Make sure managers and supervisors understand that belittling name-calling has no place in the workplace and won’t be tolerated. Bans on obscenity aren’t enough. You must also stop other sexist terms, such as referring to a woman as “Barbie.”
Recent case: After Kelly raised the possibility that a vendor was overbilling the Pennsylvania National Guard for contract work, her relationship with her supervisors deteriorated quickly. The first attacks were personal. One of her bosses allegedly spread rumors that Kelly was having an extramarital affair with an officer she worked with.

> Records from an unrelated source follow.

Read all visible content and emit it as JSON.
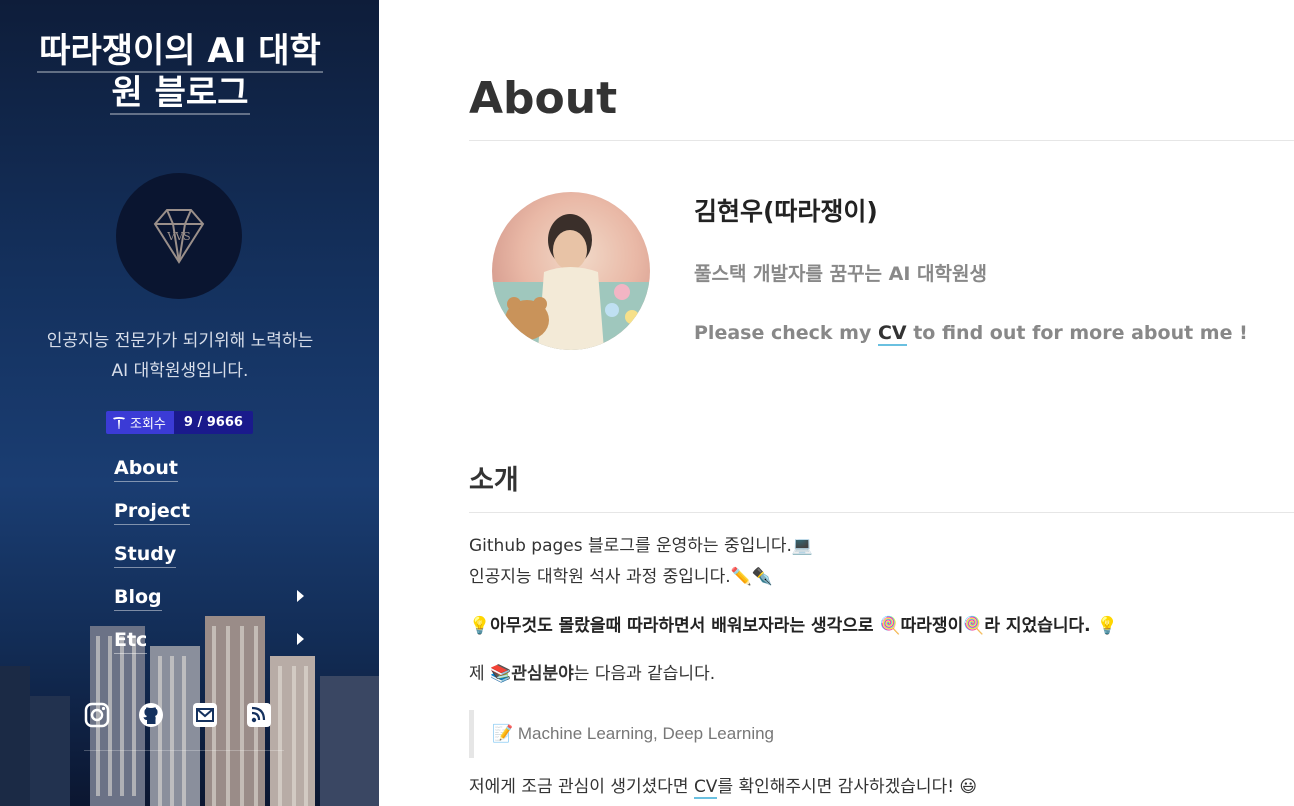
{
  "sidebar": {
    "title_line1": "따라쟁이의 AI 대학",
    "title_line2": "원 블로그",
    "logo_text": "VVS",
    "description_line1": "인공지능 전문가가 되기위해 노력하는",
    "description_line2": "AI 대학원생입니다.",
    "hits": {
      "label": "조회수",
      "value": "9 / 9666"
    },
    "nav": [
      {
        "label": "About",
        "has_submenu": false
      },
      {
        "label": "Project",
        "has_submenu": false
      },
      {
        "label": "Study",
        "has_submenu": false
      },
      {
        "label": "Blog",
        "has_submenu": true
      },
      {
        "label": "Etc",
        "has_submenu": true
      }
    ],
    "socials": [
      "instagram-icon",
      "github-icon",
      "email-icon",
      "rss-icon"
    ]
  },
  "main": {
    "page_title": "About",
    "profile": {
      "name": "김현우(따라쟁이)",
      "tagline": "풀스택 개발자를 꿈꾸는 AI 대학원생",
      "cv_prefix": "Please check my ",
      "cv_link": "CV",
      "cv_suffix": " to find out for more about me !"
    },
    "intro": {
      "heading": "소개",
      "line1": "Github pages 블로그를 운영하는 중입니다.💻",
      "line2": "인공지능 대학원 석사 과정 중입니다.✏️✒️",
      "line3": "💡아무것도 몰랐을때 따라하면서 배워보자라는 생각으로 🍭따라쟁이🍭라 지었습니다. 💡",
      "interest_prefix": "제 ",
      "interest_emoji": "📚",
      "interest_bold": "관심분야",
      "interest_suffix": "는 다음과 같습니다.",
      "quote": "📝 Machine Learning, Deep Learning",
      "closing_prefix": "저에게 조금 관심이 생기셨다면 ",
      "closing_link": "CV",
      "closing_suffix": "를 확인해주시면 감사하겠습니다! 😃"
    }
  },
  "colors": {
    "sidebar_top": "#0e1d3a",
    "sidebar_bottom": "#0b1630",
    "link_underline": "#6ac0e0",
    "hits_label_bg": "#3b3bd6",
    "hits_value_bg": "#1a1a8c"
  }
}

Then the name-calling began, but it wasn’t directed solely at Kelly. She said her female co-workers began suffering, too. By Kelly’s account, other women in the workplace suddenly found themselves referred to as “Barbie,” sometimes “bitch” and even “whore.”
Kelly eventually sued, alleging that she had complained about the demeaning environment, but thatdid nothing to stop it.

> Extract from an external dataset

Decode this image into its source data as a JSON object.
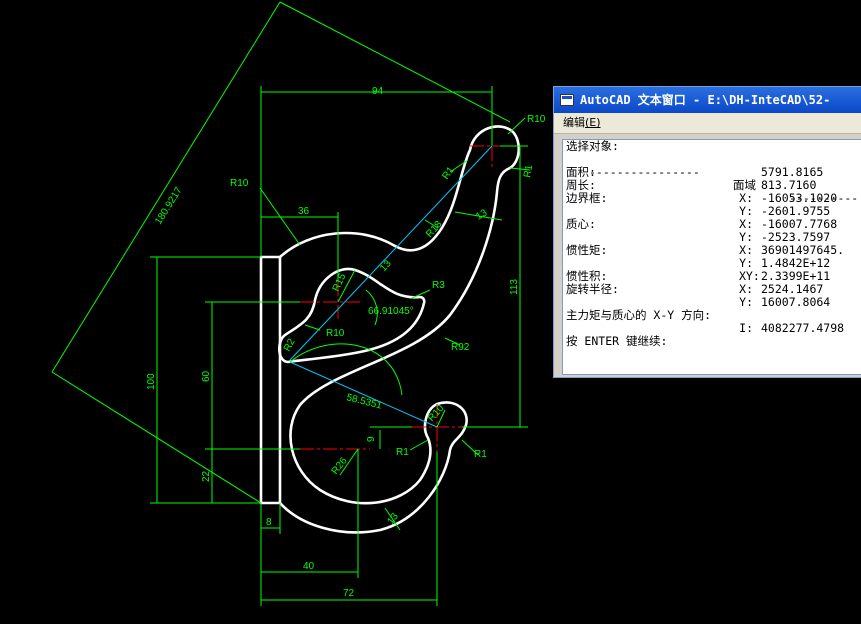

The federal court hearing the case ordered a trial on Kelly’s sexually hostile work environment claim. (Sharp v. Pennsylvania Army National Guard, et al., No. 1:11-CV-1262, MD PA, 2012)
Final note: It’s unreasonable to expect everyone to be universally civil all the time, but you can and should demand a halt to all demeaning slurs. Ban any words that target a specific sex, race or other protected characteristic.
You don’t have to come up with a specific and exhaustive list. An example or two should do the trick. Think of it the way Supreme Court Justice Potter Stewart explained what’s pornography and what may be art: “I know it when I see it.” Any word that would make you flinch if you heard it at a dinner party probably shouldn’t be spoken at work—and certainly not by a supervisor.